La frase pronunciata da Viola Giorgini dopo l’interrogatorio a Federico Ciontoli
Nella conclusione della lettera, infine, ha voluto chiarire la ormai nota frase detta da lei a Federico al termine del suo interrogatorio con i carabinieri dopo la morte di Marco Vannini: “ (…) Gli dissi che gli avevo detto che il primo momento in cui vidi la pistola (io ricordavo di averne vista una sola) fu quando lui, uscito dal bagno, la portò al piano inferiore della casa, prima di quel momento non le avevo viste. Questo perché, se la paura di Federico (anche mia per lui) era che potessero trovare le sue impronte sulle armi e dubitare che poteva essere stato lui a sparare e non Antonio, il mio specificare che fino al momento (ovvero quello dell’ingresso e dell’uscita di Federico dal bagno) io non le avevo viste e Federico era stato con me, dava certezza del fatto che lui non poteva averle toccate fino a quel momento. Questo avrebbe garantito l’impossibilità di dubitare del fatto che lui fino a quel momento non le avesse toccate e che quindi le impronte di Federico risalivano ad un secondo momento dallo sparo. Mi dissi, tra me e me: Federico le ha toccato solo in quel momento, se io lo confermo, loro non possono dubitare. Infatti, dissi “ho detto che l’ho vista solo in quel momento così t’ho parato un po’ il culo a te”. Vuol dire: ho detto che prima di quel momento io non avevo visto nessuna pistola (ed era l’assoluta verità) e dato che tu eri con me nel letto, non potevi aver visto né tantomeno toccato, nessuna pistola. Con “parato un po’ il culo” (linguaggio che all’epoca banalmente utilizzavo spesso, senza porre troppa attenzione al suo significato) intendevo dire che ho difeso Federico da un’ipotetica accusa riguardo il fatto che lui potesse aver toccato le armi prima del suo ingresso nel bagno (…)“.

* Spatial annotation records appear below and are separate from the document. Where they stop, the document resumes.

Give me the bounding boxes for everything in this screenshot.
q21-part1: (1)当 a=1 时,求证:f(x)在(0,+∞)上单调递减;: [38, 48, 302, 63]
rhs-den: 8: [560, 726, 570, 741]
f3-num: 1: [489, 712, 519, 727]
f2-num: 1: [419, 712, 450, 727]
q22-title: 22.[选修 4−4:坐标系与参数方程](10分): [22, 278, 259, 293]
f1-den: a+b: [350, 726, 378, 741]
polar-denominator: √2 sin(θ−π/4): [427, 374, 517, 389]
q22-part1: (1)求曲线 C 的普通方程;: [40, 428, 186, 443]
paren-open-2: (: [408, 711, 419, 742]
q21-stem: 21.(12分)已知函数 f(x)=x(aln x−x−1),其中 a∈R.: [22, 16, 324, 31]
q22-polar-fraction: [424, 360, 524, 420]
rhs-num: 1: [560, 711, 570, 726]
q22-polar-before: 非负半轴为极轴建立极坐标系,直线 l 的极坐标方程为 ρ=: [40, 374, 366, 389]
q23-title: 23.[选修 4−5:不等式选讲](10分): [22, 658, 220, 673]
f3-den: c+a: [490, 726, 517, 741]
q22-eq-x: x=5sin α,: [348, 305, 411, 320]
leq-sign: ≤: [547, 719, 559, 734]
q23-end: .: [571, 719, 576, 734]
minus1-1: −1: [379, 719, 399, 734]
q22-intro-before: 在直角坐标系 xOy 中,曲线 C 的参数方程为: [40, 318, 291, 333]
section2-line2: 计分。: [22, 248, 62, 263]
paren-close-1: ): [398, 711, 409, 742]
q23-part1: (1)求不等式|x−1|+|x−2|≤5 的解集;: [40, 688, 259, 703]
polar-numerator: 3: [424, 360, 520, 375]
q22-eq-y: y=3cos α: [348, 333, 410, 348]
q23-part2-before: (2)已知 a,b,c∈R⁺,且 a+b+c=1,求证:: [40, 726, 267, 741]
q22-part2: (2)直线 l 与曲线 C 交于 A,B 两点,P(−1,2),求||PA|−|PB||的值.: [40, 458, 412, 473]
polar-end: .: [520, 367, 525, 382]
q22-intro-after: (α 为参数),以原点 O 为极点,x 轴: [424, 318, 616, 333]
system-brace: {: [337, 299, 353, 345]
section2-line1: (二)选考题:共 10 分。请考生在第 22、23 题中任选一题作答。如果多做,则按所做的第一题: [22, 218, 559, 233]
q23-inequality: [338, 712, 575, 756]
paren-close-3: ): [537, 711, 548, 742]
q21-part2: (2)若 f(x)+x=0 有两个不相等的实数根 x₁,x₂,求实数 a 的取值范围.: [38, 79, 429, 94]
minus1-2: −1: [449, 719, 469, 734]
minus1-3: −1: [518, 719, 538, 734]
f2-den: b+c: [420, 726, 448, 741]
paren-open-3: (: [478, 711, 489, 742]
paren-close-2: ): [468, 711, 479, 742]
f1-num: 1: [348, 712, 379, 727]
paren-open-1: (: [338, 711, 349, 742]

Viola, infine, ha voluto spiegare quanto lei abbia pensato a Marco in questi anni e quanto si auguri che queste sue ultime parole non vengano fraintese: “ (…) Alla fine di tutto, resterà solamente ciò che di più profondo e sincero c’è. In questa storia non potranno mai esserci vincitori e vinti, non è mai stata una guerra e mai lo sarà“.